Последние пересилили. Когда Захарушка, проводив деда, вышел из куреня вместе с старшим братом своим Иваном, толпа ребятишек бросилась к нему и, подавая чекмарь, кричала на разные голоса:
— Вот тебе булава! Вот тебе атаманская насека! Будь нашим атаманом…
Захарушка радостно, но с напускною важностью взял поднесенную ему палку, кланялся на все четыре стороны и говорил торопливо:
— Спасибо, атаманы-молодцы, за честь! Я не стою…
— Бери, коли дают! Войско дает! Любо! Войска слушайся! — волнуются детские голоса.
— Ах вы, пострелята, мразь эдакая, клопы, а тоже войском себя называют, — смеется Иван Заруцкий.
— В поход! На конь, атаманы-молодцы, на конь!
И толпа сорванцов с гордо поднятыми головами, с криком, визгом и гиком, подражая большим, оставила майдан и хлынула из станицы на черкасскую дорогу. Самому солнцу, наверное, отрадно смотреть на эту молодую беззаботность, которая не имеет за плечами прошлого, на спину которой не налегла еще тяжесть годов, а на памяти, как на кладбище, не покоятся еще дорогие покойники…
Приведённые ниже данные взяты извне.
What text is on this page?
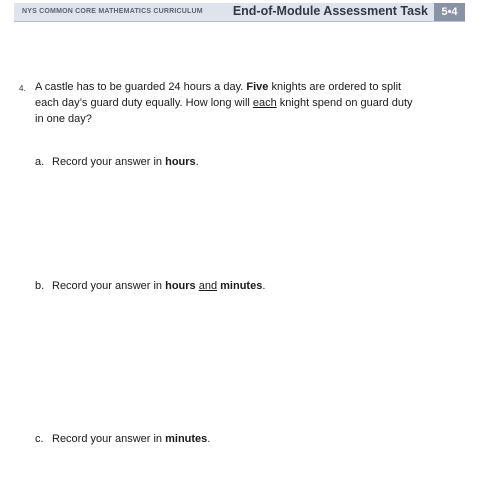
NYS COMMON CORE MATHEMATICS CURRICULUM End-of-Module Assessment Task	5•4
4. A castle has to be guarded 24 hours a day. Five knights are ordered to split

each day’s guard duty equally. How long will each knight spend on guard duty

in one day?

a. Record your answer in hours.
b. Record your answer in hours and minutes.
c. Record your answer in minutes.
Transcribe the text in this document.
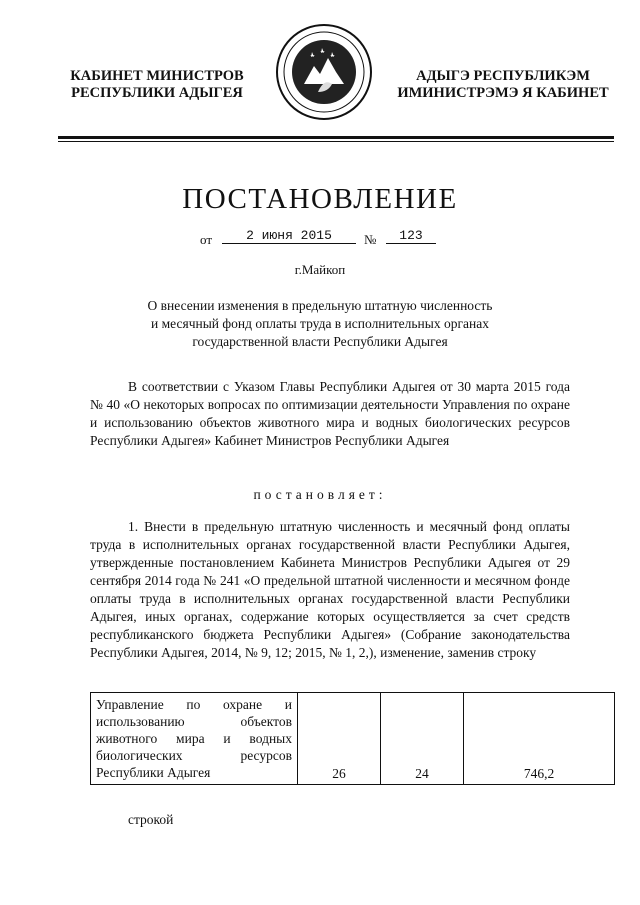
КАБИНЕТ МИНИСТРОВ
РЕСПУБЛИКИ АДЫГЕЯ
АДЫГЭ РЕСПУБЛИКЭМ
ИМИНИСТРЭМЭ Я КАБИНЕТ
ПОСТАНОВЛЕНИЕ
от	2 июня 2015	№	123
г.Майкоп
О внесении изменения в предельную штатную численность
и месячный фонд оплаты труда в исполнительных органах
государственной власти Республики Адыгея
В соответствии с Указом Главы Республики Адыгея от 30 марта 2015 года № 40 «О некоторых вопросах по оптимизации деятельности Управления по охране и использованию объектов животного мира и водных биологических ресурсов Республики Адыгея» Кабинет Министров Республики Адыгея
постановляет:
1. Внести в предельную штатную численность и месячный фонд оплаты труда в исполнительных органах государственной власти Республики Адыгея, утвержденные постановлением Кабинета Министров Республики Адыгея от 29 сентября 2014 года № 241 «О предельной штатной численности и месячном фонде оплаты труда в исполнительных органах государственной власти Республики Адыгея, иных органах, содержание которых осуществляется за счет средств республиканского бюджета Республики Адыгея» (Собрание законодательства Республики Адыгея, 2014, № 9, 12; 2015, № 1, 2,), изменение, заменив строку
Управление по охране и использованию объектов животного мира и водных биологических ресурсов Республики Адыгея	26	24	746,2
строкой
Черкасская дорога проложена между рощами дикорастущих яблонь, груш, вишенников, боярышников, шиповников, терновников и всяких колючих растений, всхолмленное побережье прорыто глубокими оврагами. И рощи, и прогалины, и холмы, и песчаные внизу косы Дона полны жизни, которая неумолкаемо сказывается в птичьем говоре, писке, треске и тысячеголосом щебетанье, в свисте сусликов и сурков, оберегающих свои норки и маленькие трущобинки, и в жужжанье и гуденье всего летающего, ползающего, скачущего…
Прежде всего буйная ватага казачат делает набег на сусликов, а также и на тарантулов, норки которых нередко чернелись рядом с сусличьими норами.
Стремглав спустившись в глубокий овраг, по которому звенел ручей холодной родниковой воды, — наполняют водою кто свои сапоги, кто шапки — и, взобравшись снова на кручи, выливают воду в сусликовые и тарантуловые норы…
Напуганные водою суслики выскакивают из нор и погибают под ударами юных разбойников.
— Бей-руби! — кричит Лаверка, резвое личико которого раскраснелось, глаза горят, доказывая, что из ребенка вырабатывается образцовый хищник.
И неповоротливые, мохнатые, тарантулы выползают из нор. Казачата дразнят их, трогая палками. Отвратительные пауки злятся, поднимаются на мохнатых лапках— и погибают, как и суслики.
На деревьях, в кустах, в оврагах — везде мелькают казачата: это они достают из гнезд птичьи яички и наполняют ими свои шапки.